Although both are so-called second wines, they are actually derived from plots of vines, respectively, that are separate from those that go into the making of the Grand Vin. Comparing these 2 estates in the same outstanding vintage is fascinating, as although one is St Julien and the other Pauillac, they are located immediately adjacent to each other. I still can’t get over the excitement of driving north along the D2 highway and, having passed Leoville Las Cases on the right, one reaches the top of a hill and immediately sees the clos of Las Cases merging imperceptibly with Chateau Latour and, just yonder, Chateax Pichon Baron on the left facing Pichon Lalande on the right. from-st-julien-entering-pauillac

Both wines had a similar deep garnet red. Similarly both wines were quite shut, but one can catch a whiff of intense, rich dark fruits lurking beneath, with the 2000 Les Forts de Latour (courtesy Kieron) possessing a more powerful and luxurious bouquet. On the palate, the 2000 Clos du Marquis initially seemed to have the upper hand: full, powerful, intense, good grip, refined sophisticated tannins, with a touch of graphite that’s typical of St Julien. On the other hand, the Les Forts was less intense, but broader and more expansive, though similarly full-bodied. As it sat in the glass, the Les Forts took on more weight, becoming huge, dense and intense, whereas the Clos du Marquis appeared more willing to relax and soften.

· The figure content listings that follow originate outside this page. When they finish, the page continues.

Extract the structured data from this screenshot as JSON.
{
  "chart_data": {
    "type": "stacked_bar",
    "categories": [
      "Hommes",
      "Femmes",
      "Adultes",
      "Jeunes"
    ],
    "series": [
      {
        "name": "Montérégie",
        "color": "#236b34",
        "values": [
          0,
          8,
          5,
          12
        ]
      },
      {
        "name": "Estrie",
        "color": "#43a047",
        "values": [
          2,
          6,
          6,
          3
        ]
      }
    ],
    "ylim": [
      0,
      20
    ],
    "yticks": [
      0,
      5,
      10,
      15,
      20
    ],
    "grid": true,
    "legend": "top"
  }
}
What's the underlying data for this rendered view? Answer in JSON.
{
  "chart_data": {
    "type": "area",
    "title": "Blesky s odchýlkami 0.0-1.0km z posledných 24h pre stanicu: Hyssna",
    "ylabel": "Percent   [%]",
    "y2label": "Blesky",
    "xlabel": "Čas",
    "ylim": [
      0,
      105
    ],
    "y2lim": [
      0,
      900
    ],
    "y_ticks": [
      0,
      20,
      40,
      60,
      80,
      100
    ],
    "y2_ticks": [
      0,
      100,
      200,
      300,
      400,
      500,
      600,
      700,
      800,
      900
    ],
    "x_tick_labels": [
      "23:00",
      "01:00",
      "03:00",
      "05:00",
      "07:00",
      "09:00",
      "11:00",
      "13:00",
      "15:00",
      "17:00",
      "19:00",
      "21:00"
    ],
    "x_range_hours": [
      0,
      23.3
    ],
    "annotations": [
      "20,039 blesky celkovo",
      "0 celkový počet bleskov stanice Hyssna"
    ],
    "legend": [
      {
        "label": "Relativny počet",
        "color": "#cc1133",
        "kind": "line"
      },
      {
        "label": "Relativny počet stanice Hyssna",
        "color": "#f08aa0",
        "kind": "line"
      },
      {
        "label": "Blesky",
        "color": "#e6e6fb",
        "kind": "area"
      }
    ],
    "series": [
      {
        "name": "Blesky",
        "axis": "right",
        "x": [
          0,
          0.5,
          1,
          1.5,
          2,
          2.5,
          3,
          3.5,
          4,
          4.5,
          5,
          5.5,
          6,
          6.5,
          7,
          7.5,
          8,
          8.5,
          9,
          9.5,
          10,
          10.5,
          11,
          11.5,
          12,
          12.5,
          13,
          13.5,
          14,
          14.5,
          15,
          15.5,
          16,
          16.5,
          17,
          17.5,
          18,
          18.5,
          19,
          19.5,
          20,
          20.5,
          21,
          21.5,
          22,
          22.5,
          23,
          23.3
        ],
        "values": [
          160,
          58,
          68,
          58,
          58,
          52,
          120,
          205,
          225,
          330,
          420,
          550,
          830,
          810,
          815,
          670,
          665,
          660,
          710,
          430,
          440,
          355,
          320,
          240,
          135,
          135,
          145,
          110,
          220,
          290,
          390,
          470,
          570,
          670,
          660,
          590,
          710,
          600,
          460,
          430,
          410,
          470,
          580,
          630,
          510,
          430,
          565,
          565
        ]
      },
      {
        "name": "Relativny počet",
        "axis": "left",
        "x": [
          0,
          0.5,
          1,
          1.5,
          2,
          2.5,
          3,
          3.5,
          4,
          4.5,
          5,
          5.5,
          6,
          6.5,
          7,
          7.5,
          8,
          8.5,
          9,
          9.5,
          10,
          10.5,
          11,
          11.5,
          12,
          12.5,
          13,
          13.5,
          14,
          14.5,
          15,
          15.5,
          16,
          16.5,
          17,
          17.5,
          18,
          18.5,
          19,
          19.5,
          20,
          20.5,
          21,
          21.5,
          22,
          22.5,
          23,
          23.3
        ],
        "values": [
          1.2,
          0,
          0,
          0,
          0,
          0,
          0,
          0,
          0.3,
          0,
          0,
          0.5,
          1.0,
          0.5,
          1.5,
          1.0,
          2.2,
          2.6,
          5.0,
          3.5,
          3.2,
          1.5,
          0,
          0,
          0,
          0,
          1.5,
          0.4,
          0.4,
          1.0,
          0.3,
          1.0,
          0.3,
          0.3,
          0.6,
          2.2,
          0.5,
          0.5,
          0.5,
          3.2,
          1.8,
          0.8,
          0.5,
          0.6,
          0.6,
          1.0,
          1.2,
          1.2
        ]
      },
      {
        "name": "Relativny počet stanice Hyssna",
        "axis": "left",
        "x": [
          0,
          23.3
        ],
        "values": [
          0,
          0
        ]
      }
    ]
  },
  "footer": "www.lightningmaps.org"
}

This simple tasting had provided an absolutely fascinating insight into the importance of terroir: although both wines did share some common characteristics due to their close proximity with each other, they still retained the individual stamp of St Julien and Pauillac. Obviously, these wines should be left alone for at least another 10 years; pity I have none of the Clos du Marquis left. Most fitting end to a wonderful evening.